Hi David,

> > For drivers that would like to longterm-pin the pages associated
> > with a file, the pin_user_pages_fd() API provides an option to
> > not only FOLL_PIN the pages but also to check and migrate them
> > if they reside in movable zone or CMA block. For now, this API
> > can only work with files belonging to shmem or hugetlbfs given
> > that the udmabuf driver is the only user.
> 
> Maybe add "Other files are rejected.". Wasn't clear to me before I
> looked into the code.
Ok, will add it in v2.

> 
> >
> > It must be noted that the pages associated with hugetlbfs files
> > are expected to be found in the page cache. An error is returned
> > if they are not found.

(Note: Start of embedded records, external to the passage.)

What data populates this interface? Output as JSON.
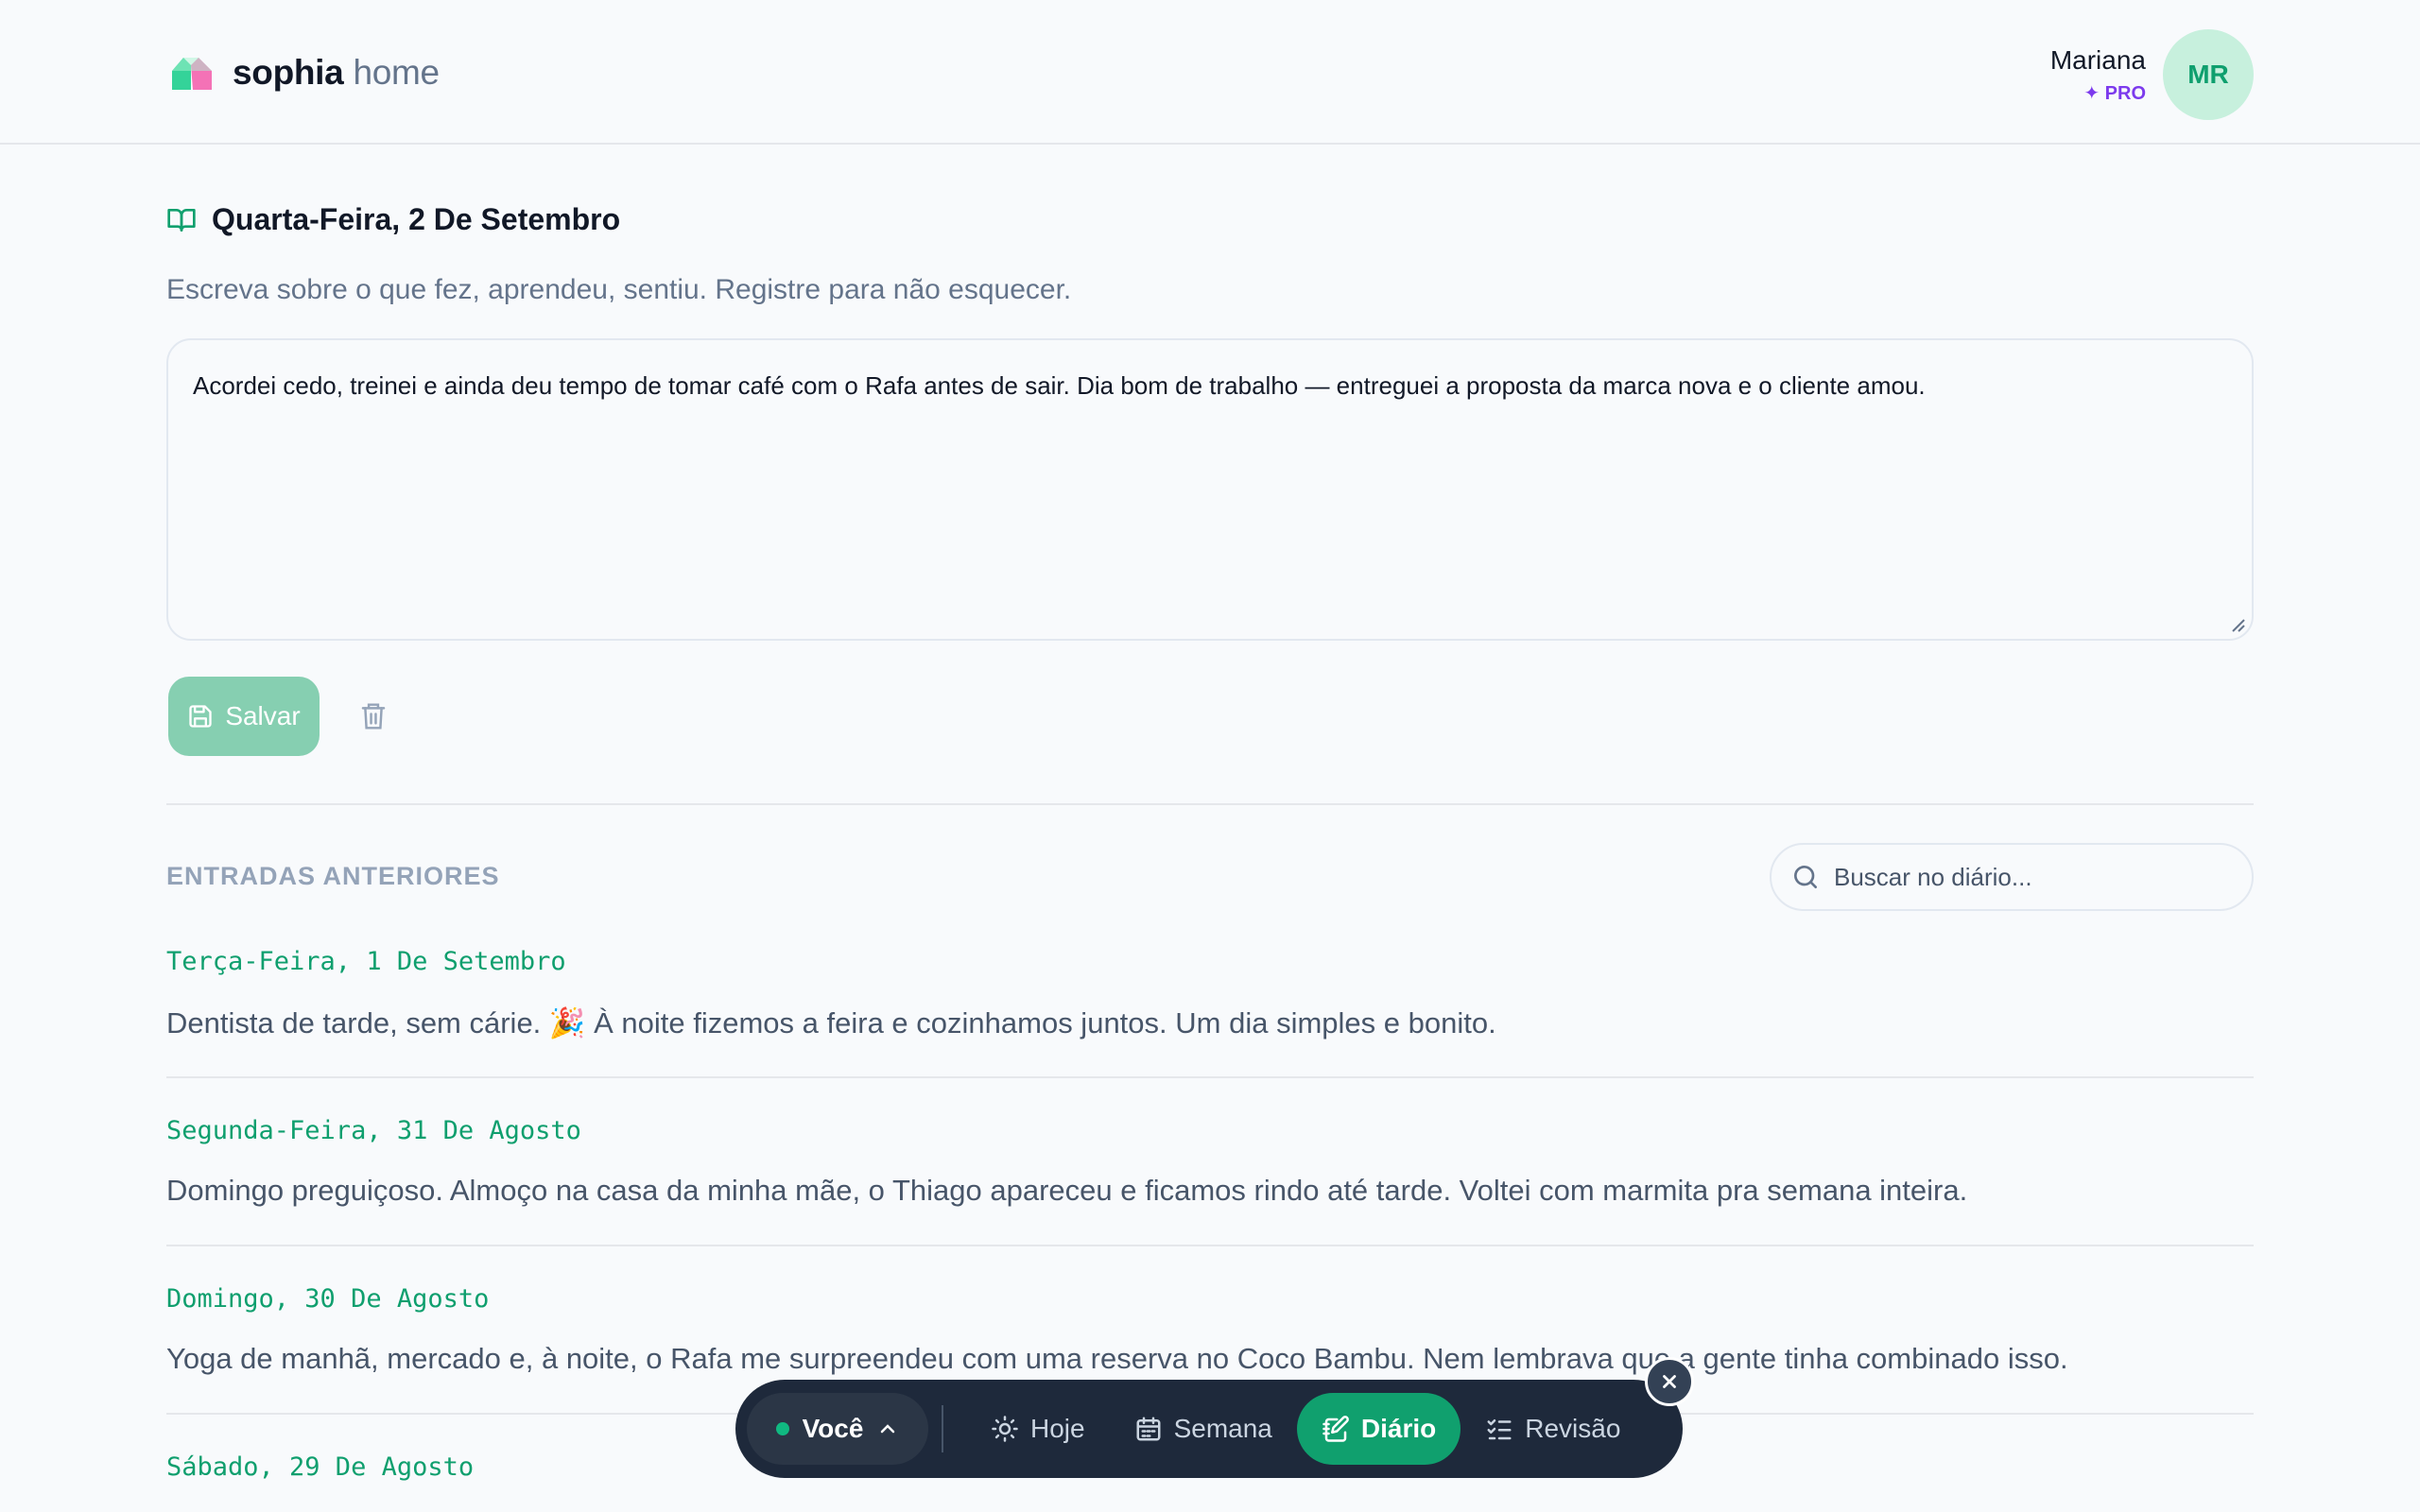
{
  "app": {
    "brand_bold": "sophia",
    "brand_light": "home"
  },
  "user": {
    "name": "Mariana",
    "badge": "✦ PRO",
    "initials": "MR"
  },
  "today": {
    "date": "Quarta-Feira, 2 De Setembro",
    "prompt": "Escreva sobre o que fez, aprendeu, sentiu. Registre para não esquecer.",
    "entry": "Acordei cedo, treinei e ainda deu tempo de tomar café com o Rafa antes de sair. Dia bom de trabalho — entreguei a proposta da marca nova e o cliente amou."
  },
  "actions": {
    "save_label": "Salvar"
  },
  "history": {
    "title": "ENTRADAS ANTERIORES",
    "search_placeholder": "Buscar no diário...",
    "entries": [
      {
        "date": "Terça-Feira, 1 De Setembro",
        "text": "Dentista de tarde, sem cárie. 🎉 À noite fizemos a feira e cozinhamos juntos. Um dia simples e bonito."
      },
      {
        "date": "Segunda-Feira, 31 De Agosto",
        "text": "Domingo preguiçoso. Almoço na casa da minha mãe, o Thiago apareceu e ficamos rindo até tarde. Voltei com marmita pra semana inteira."
      },
      {
        "date": "Domingo, 30 De Agosto",
        "text": "Yoga de manhã, mercado e, à noite, o Rafa me surpreendeu com uma reserva no Coco Bambu. Nem lembrava que a gente tinha combinado isso."
      },
      {
        "date": "Sábado, 29 De Agosto",
        "text": ""
      }
    ]
  },
  "nav": {
    "you": "Você",
    "items": [
      {
        "label": "Hoje",
        "icon": "sun-icon"
      },
      {
        "label": "Semana",
        "icon": "calendar-icon"
      },
      {
        "label": "Diário",
        "icon": "notebook-pen-icon"
      },
      {
        "label": "Revisão",
        "icon": "list-checks-icon"
      }
    ]
  },
  "colors": {
    "accent": "#10a06e",
    "pro": "#7c3aed",
    "nav_bg": "#1e293b"
  }
}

However, shmem pages can be swapped in or
> > allocated if they are not present in the page cache.
> >
> > Cc: David Hildenbrand <da...@redhat.com>
> > Cc: Daniel Vetter <daniel.vet...@ffwll.ch>
> > Cc: Mike Kravetz <mike.krav...@oracle.com>
> > Cc: Hugh Dickins <hu...@google.com>
> > Cc: Peter Xu <pet...@redhat.com>
> > Cc: Gerd Hoffmann <kra...@redhat.com>
> > Cc: Dongwon Kim <dongwon....@intel.com>
> > Cc: Junxiao Chang <junxiao.ch...@intel.com>
> > Suggested-by: Jason Gunthorpe <j...@nvidia.com>
> > Signed-off-by: Vivek Kasireddy <vivek.kasire...@intel.com>
> > ---
> >   include/linux/mm.h |  2 ++
> >   mm/gup.c           | 87
> ++++++++++++++++++++++++++++++++++++++++++++++
> >   2 files changed, 89 insertions(+)
> >
> > diff --git a/include/linux/mm.h b/include/linux/mm.h
> > index bf5d0b1b16f4..af2121fb8101 100644
> > --- a/include/linux/mm.h
> > +++ b/include/linux/mm.h
> > @@ -2457,6 +2457,8 @@ long get_user_pages_unlocked(unsigned long
> start, unsigned long nr_pages,
> >                 struct page **pages, unsigned int gup_flags);
> >   long pin_user_pages_unlocked(unsigned long start, unsigned long
> nr_pages,
> >                 struct page **pages, unsigned int gup_flags);
> > +long pin_user_pages_fd(int fd, pgoff_t start, unsigned long nr_pages,
> > +                  unsigned int gup_flags, struct page **pages);
> >
> >   int get_user_pages_fast(unsigned long start, int nr_pages,
> >                     unsigned int gup_flags, struct page **pages);
> > diff --git a/mm/gup.c b/mm/gup.c
> > index 2f8a2d89fde1..e34b77a15fa8 100644
> > --- a/mm/gup.c
> > +++ b/mm/gup.c
> > @@ -3400,3 +3400,90 @@ long pin_user_pages_unlocked(unsigned long
> start, unsigned long nr_pages,
> >                                  &locked, gup_flags);
> >   }
> >   EXPORT_SYMBOL(pin_user_pages_unlocked);
> > +
> 
> This does look quite neat, nice! Let's take a closer look ...
> 
> > +/**
> > + * pin_user_pages_fd() - pin user pages associated with a file
> > + * @fd:         the fd whose pages are to be pinned
> > + * @start:      starting file offset
> > + * @nr_pages:   number of pages from start to pin
> > + * @gup_flags:  flags modifying pin behaviour
> 
> ^ I assume we should drop that. At least for now the flags are
> completely unused. And most likely we would want a different set of
> flags later (GUPFD_ ...).
Right now, FOLL_LONGTERM is the only accepted value for gup_flags but
yes, as you suggest, this can be made implicit by dropping gup_flags.

> 
> > + * @pages:      array that receives pointers to the pages pinned.
> > + *              Should be at least nr_pages long.
> > + *
> > + * Attempt to pin (and migrate) pages associated with a file belonging to
> 
> I'd drop the "and migrate" part, it's more of an implementation detail.
> 
> > + * either shmem or hugetlbfs. An error is returned if pages associated with
> > + * hugetlbfs files are not present in the page cache. However, shmem
> pages
> > + * are swapped in or allocated if they are not present in the page cache.
> 
> Why don't we do the same for hugetlbfs? Would make the interface more
> streamlined.
I am going off of what Mike has stated previously:
"It may not matter to your users, but the semantics for hugetlb and shmem
pages is different.  hugetlb requires the pages exist in the page cache
while shmem will create/add pages to the cache if necessary."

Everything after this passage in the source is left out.